Trump has suggested reopening the economy by Easter, though some medical experts remain skeptical that’s enough time to contain the virus.
“Whether Easter is too soon or May 1st is right, having an end date so folks can plan is a wonderful thing,” Williams said of the uncertainty. He said Easter may be too soon but May 1 or June 1 is more logical.
Nonetheless, Williams said if the economy is destroyed there are definite negative consequences.
“The depression caused by the quarantine could kill more people than the disease does,” Williams said regarding suicides. “It’s not risk-free to close the economy forever.”
“It costs about $1 trillion to be closed for a month,” Williams said. “That is real money. That has to be repaid at some point – either in future taxes or a lower standard of living. It’s not magic money.”
With that said, Williams said it’s crucial to weigh the current crisis with the long-term health of the U.S. economy and its ability to fund expenditures like infrastructure and education.
The bill provides federally guaranteed loans offered at community banks to small businesses that agree not to lay off their workers through the pandemic. The loans would be offered during a time period ending June 30 and would be forgiven if the employer continued to pay workers throughout the crisis.
The Washington Post reported last week that individual loans could cover six weeks of payroll, capped at $1,540 per week, per employee.
“Those loans won’t be available for a couple of weeks, and we’ll start processing,” Williams said.

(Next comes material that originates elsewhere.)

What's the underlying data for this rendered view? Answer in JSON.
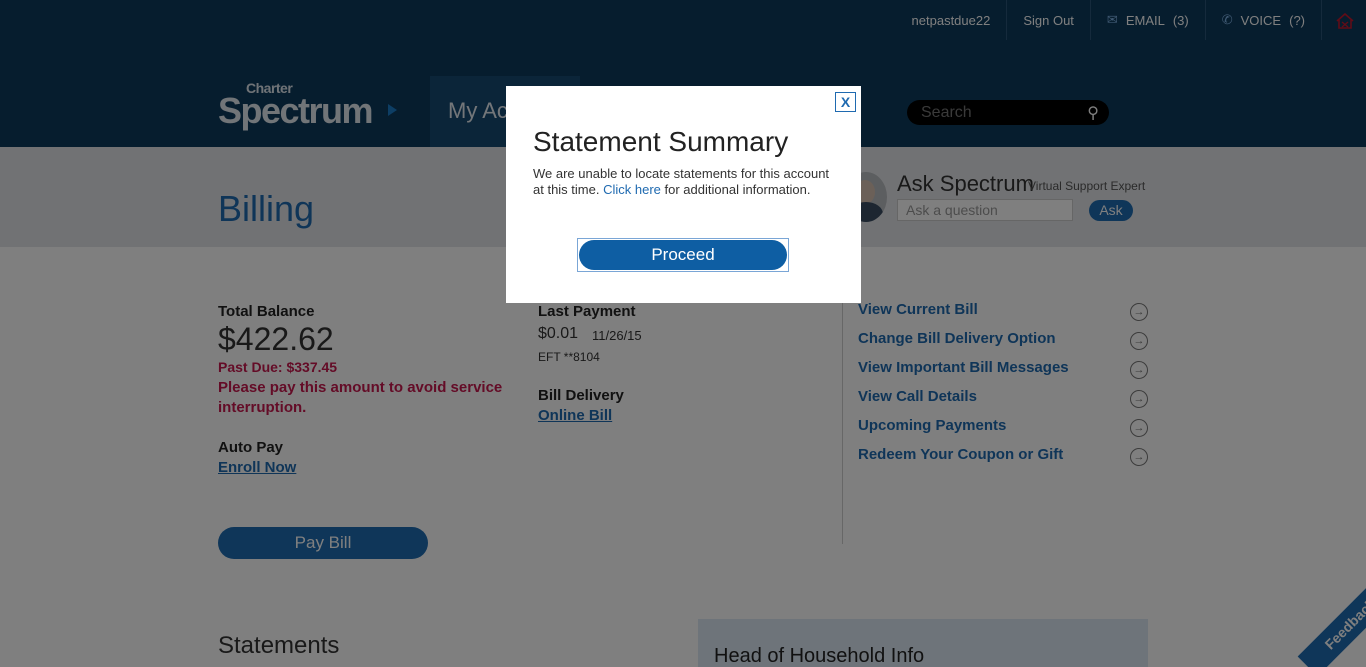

Ron Samford, president and CEO of Metairie Bank, thinks some stimulation to get cash quickly in the hands of small business owners, so they can make payroll and pay their rent, is imperative and will ripple throughout the economy. “Allowing the banking system to make SBA guaranteed loans that are forgivable in certain instances is a great way to take the bureaucracy out of that process and speed the recovery,” Samford said.
The bill also calls for a $425 billion bailout of distressed companies like the airline and hotel industry. Hospitals stand to receive $100 billion.
“Those larger industries that are having trouble, including the airline, cruise and hotel industries, are in need of government-backed loans as well,” Samford said.
However, Lane said it remains to be seen whether money funneled to corporations will go to keeping workers employed or merely help the company’s bottom dollar.
Brian W. North, president and CEO of Fifth District Savings Bank, said that with previous disasters New Orleans has dealt with, such as floods and hurricanes, individuals and businesses had some level of insurance to help offset losses.
“In this case, there is no insurance,” North said. “Businesses of all sizes and individuals will rely on assistance from the federal government to get through this.”
The bank is working with individual loan customers who are requesting assistance.
“To date we have seen only a small percentage of customers ask for loan deferrals, but I expect more to reach out,” North said. “We stand ready to assist out customers as we all work to get through this crisis.”
Samford said attempts by legislators to get earmarks incorporated into the massive stimulus package are “irritating and not helpful.”
“Some of the ‘pork’ being introduced to the measure is just foolishness and an impediment to those responsible legislators who are trying to act sensibly and timely to get this done now,” Samford said.
The Louisiana Oil & Gas Association said it was unhappy that a provision was blocked in the bill that would have created an additional $3 billion market for Louisiana producers to sell oil into.
LOGA said its recent survey of its members shows that if nothing changes in the price markets, “over the next 120 days 65% of Louisiana’s oil and gas workers could be laid off as independent businesses are forced to adjust to low energy prices.”